Today, informatics and computational methods are part and parcel of all areas of knowledge. Computers have prolifirated much in our country. But it is largely in commercial and administrative applications and to some extent for educational purposes. The initiative in the ares of higher learning and research is very meagre. Only very few of the institutions have enough hardware and software requirements for advanced learning and research. Young talented students from rural backgrounds and middle and lower ranks of social strata can never hope to use it. They depend largely on public sector and Government Institutions for their education. Reasons are easy to be identified. Lack of awareness, non availability of fecilities or non affordability of intensive training and coaching required to cross the entry barriers etc. But this does not mean they lack talent, innovative mind and creativity. It is a fact that vast pool of these resources remain undertrained and underutilised.
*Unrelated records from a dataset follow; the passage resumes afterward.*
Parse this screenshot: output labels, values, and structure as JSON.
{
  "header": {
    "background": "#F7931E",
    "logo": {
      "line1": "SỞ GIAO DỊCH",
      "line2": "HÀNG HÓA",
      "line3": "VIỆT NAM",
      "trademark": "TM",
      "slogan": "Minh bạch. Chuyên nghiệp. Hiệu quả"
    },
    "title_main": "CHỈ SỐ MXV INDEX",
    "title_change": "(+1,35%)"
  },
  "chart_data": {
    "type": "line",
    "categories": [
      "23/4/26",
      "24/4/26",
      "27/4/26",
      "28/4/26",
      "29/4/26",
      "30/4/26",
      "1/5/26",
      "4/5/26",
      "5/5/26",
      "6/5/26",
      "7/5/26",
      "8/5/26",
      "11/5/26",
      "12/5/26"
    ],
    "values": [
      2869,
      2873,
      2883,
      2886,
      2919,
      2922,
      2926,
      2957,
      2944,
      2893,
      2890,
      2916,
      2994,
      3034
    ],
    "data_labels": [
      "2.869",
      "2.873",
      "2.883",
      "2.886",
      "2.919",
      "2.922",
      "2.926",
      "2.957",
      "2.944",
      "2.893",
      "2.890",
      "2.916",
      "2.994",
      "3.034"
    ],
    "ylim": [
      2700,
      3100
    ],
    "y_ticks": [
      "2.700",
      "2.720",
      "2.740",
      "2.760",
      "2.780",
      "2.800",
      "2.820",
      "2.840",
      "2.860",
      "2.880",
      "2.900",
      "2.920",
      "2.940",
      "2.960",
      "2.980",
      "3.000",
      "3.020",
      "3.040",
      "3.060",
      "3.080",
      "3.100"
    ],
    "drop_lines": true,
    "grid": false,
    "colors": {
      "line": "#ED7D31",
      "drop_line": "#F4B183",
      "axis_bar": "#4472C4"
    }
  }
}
Under such circumstances, for the first time in our Nation’s scientific history super computing power reaches genuinely interested researchers throughout the length and breadth of the country. By all means it is one of the most revolutionary initiative happened in the Indian scientific field in this decade Until now only those belonging to the elite institutions could even dream of having access to computational fecility of this level. OSDD and Garuda has done a great service to the nation in throwing open this fecility to the OSDD researchers.
It has already built up a community where scientists, researchers, students and others with genuine interest come together, exchange ideas and knowledge, share expertise and fecilities. It aims at involving the un-utilised or underutilised intellect of all those who can contribute. Now students even from rural institutions and even educated lady home makers can make their own contributions to scientific research, provided they have a genuine interest and commitment. Already such contributions are giving steam to the Open Source Drug Discovery movement. With the advent of supercomputing fecility OSDD community is looking ahead for greater strides. Sameer Brahmachari, Director General of CSIR announced the opening of Garuda supercomputing facility on 28th of December 2010 Christian College. What a researcher requires is a broadband internet connection and a rational thinking and a genuine dedicated approach to doing science. They will now be able to design molecules with desired properties or analyze genomes or complex protein structures by accessing the super computers, the Government of India provides. This is expected to fire up hitherto untapped, unnoticed talent of Indian Rural Youth.
OSDD itself is a mission with a difference. Developing affordable drugs for neglected diseases affecting the common people of India and other third world countries is the proclaimed aim of the project. The killer disease, Tuberculosis is the first target OSDD is working on. With the appearance of drug resistant varieties the killer epidemic is looming large over the country. The common medicines used to treat this disease were developed some fifty years back or more. Hence developing a more effective affordable drug becomes an issue of great national priority. This is the rationale for OSDD. It intends to develop non -patented drugs in open source.